TREATMENT: Early treatment limits the severity of Herpes Zoster in most cases. Once the rash of blisters and pain are established, it is too late, and treatment can only be directed toward reducing pain, not preventing it.

Three anti-viral drugs exist to treat Herpes Zoster: acyclovir, valacyclovir, and famciclovir. The latter two achieve much higher blood levels orally and are the treatments of choice. The first drug, acyclovir, has excellent anti-viral activity against the other Herpes virus called Herpes Simplex, but is less effective as an oral drug against Herpes Zoster. Patients with poor kidney function require lower doses.

The key to successful treatment is to treat early. This means patients need to seek help early and doctors need to have a high index of suspicion and institute treatment based on probability, not proof of the diagnosis. There is little to no risk to patients in treating in this manner, but delaying treatment can lead to months or even years of misery, pain, and disability. Doctors who see emergency or walk-in patients are the ones best able to help patients with evolving Herpes Zoster.

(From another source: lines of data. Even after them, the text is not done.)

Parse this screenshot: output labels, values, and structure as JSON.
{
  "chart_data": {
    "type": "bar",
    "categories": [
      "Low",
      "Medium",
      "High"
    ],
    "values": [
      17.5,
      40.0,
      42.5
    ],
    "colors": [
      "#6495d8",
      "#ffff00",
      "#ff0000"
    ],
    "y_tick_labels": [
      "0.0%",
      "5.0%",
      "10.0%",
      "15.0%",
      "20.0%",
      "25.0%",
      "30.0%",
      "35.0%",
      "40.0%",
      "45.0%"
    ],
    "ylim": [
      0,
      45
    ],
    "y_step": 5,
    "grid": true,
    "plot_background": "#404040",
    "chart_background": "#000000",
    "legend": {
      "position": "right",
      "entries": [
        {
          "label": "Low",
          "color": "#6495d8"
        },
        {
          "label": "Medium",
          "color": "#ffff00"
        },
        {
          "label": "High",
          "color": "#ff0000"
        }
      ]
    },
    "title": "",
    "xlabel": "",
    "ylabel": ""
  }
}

In severe or untreated cases, patients are often left with protracted pain called ‘postherpetic neuralgia’. Although it usually improves slowly over time, it can be excruciatingly painful for weeks to months, sometimes years. Treatments can be helpful, but often require sophisticated combinations of pain killers, gabapentin-like drugs, anti-depression drugs, and occasional use of nerve blocks.

disseminated VZV
In patients with suppressed immune systems for any reason, Herpes Zoster can trigger a more wide-spread illness throughout the body that can be life-threatening. Again, early diagnosis and treatment with anti-viral drugs is life-saving.

PREVENTION: Back in 2006, a live vaccine against Herpes Zoster was approved in the U.S. The vaccine, called Zostavax®, is basically a larger-than-normal dose of the Chickenpox vaccine used routinely in children. Zostavax® has been shown to reduce by 50% the risk of getting Herpes Zoster. It also reduces the risk of the protracted postherpetic neuralgia by two-thirds. Every individual age 60 or older who qualifies should request and receive Zostavax®.

The recent development: Shingrix® is a vaccine made from molecular subunits of the chickenpox virus plus an immune enhancer.  It has been shown to be safe (no accidental infection) and highly effective for up to three years (so far) of protection. Two doses are given a few months apart, and the injection into the deltoid can produce significant pain. The cost is around $300 but because it is so effective, it is likely that insurers will cover the cost, and many countries already provide the vaccine as a public health initiative.

If you are over 60, get Shingrix vaccine against shingles!